Zenit and Michel Platini asked the British government to ease visa procedures for Russian fans, despite Russia having cancelled visas for British fans travelling to 2008 UEFA Champions League Final in Moscow. However, the Director for British Visa Services for the CIS, Mandy Ivemy, said that "for the U.K. government, visas and biometric checks are a vital part of immigration policy, and we are not prepared to waive them".
Meanwhile, there was a mass flow of Rangers fans into Manchester. Over 200,000 supporters descended upon the city, despite the club's official ticket allocation being just 13,000 and police requests for fans to stay at home. The influx of people resulted in there being no vacant hotel rooms in a twenty mile radius of the city and the total amount of money that was ploughed into the local economy was estimated to be around £25 million.
Rangers' home ground, Ibrox, was opened to show a live beamback of the match to approximately 40,000+ spectators. Fans queued overnight for a seat in the stadium, and the capacity was reached more than two hours before kick-off.
Zenit Saint Petersburg were without the competition's top scorer, Pavel Pogrebnyak, who had picked up two bookings in the knockout stages of the tournament and was therefore suspended.
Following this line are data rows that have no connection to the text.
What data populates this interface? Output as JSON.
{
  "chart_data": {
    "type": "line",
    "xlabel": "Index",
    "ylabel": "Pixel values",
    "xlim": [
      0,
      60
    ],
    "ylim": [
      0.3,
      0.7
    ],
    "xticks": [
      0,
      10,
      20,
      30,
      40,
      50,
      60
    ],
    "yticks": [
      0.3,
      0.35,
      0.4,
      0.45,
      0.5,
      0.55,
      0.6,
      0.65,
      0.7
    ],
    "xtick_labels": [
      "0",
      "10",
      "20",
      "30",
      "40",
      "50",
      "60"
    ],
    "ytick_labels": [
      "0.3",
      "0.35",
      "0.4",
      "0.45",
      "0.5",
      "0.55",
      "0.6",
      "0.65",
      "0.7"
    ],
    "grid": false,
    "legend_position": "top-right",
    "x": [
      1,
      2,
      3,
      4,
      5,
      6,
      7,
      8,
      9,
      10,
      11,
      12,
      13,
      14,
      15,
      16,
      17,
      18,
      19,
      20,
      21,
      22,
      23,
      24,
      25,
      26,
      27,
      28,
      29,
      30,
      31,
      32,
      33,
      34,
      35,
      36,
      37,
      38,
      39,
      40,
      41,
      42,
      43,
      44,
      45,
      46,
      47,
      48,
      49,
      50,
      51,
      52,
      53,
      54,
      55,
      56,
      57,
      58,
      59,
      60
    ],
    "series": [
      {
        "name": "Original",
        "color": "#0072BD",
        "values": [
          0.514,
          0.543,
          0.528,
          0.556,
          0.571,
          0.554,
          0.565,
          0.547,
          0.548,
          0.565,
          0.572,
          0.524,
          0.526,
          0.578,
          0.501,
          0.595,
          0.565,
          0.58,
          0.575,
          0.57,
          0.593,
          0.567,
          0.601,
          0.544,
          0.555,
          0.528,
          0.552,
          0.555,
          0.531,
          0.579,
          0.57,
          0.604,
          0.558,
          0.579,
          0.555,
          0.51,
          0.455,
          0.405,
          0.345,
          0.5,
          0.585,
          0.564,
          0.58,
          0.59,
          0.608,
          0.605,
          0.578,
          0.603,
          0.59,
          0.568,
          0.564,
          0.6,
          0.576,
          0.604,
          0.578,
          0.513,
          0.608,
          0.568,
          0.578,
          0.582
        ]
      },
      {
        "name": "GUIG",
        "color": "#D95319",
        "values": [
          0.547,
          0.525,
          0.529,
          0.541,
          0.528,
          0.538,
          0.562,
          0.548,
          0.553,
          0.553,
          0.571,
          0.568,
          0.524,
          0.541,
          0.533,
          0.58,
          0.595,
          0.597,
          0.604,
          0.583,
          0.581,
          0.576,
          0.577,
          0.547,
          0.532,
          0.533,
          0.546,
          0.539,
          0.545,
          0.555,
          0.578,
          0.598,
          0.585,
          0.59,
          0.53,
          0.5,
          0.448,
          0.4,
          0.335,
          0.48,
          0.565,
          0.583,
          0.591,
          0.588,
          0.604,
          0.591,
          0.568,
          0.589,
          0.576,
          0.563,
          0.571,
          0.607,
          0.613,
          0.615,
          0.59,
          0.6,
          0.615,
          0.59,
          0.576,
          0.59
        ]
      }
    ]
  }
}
However, they were able to call upon their other star names such as attacking midfielders Andrei Arshavin and Konstantin Zyryanov, as well as holding midfielder Anatoliy Tymoschuk.
Rangers manager Walter Smith started with Jean-Claude Darcheville on his own up-front, with a five man midfield supporting him comprising Steven Davis, Kevin Thomson, Steven Whittaker, Barry Ferguson and Brahim Hemdani. Neil Alexander was making only his tenth start in goal for Rangers, first choice keeper Allan McGregor was injured.
14 May 2008
|Zenit Saint Petersburg||2–0||Rangers|
- Source: UEFA Full Time Report
The event was marred by Rangers supporters rioting in Manchester city centre; these riots started after a big screen that was due to show the match had failed. BBC News 24 interrupted normal programming to broadcast the riots live on television and ITN's flagship News at Ten programme gave extensive coverage to the riots.
A Zenit fan was also attacked and stabbed although it was later established that Rangers supporters were not responsible. Eleven people were convicted of rioting and given prison sentences varying from six months to three-and-a-half years in September 2010.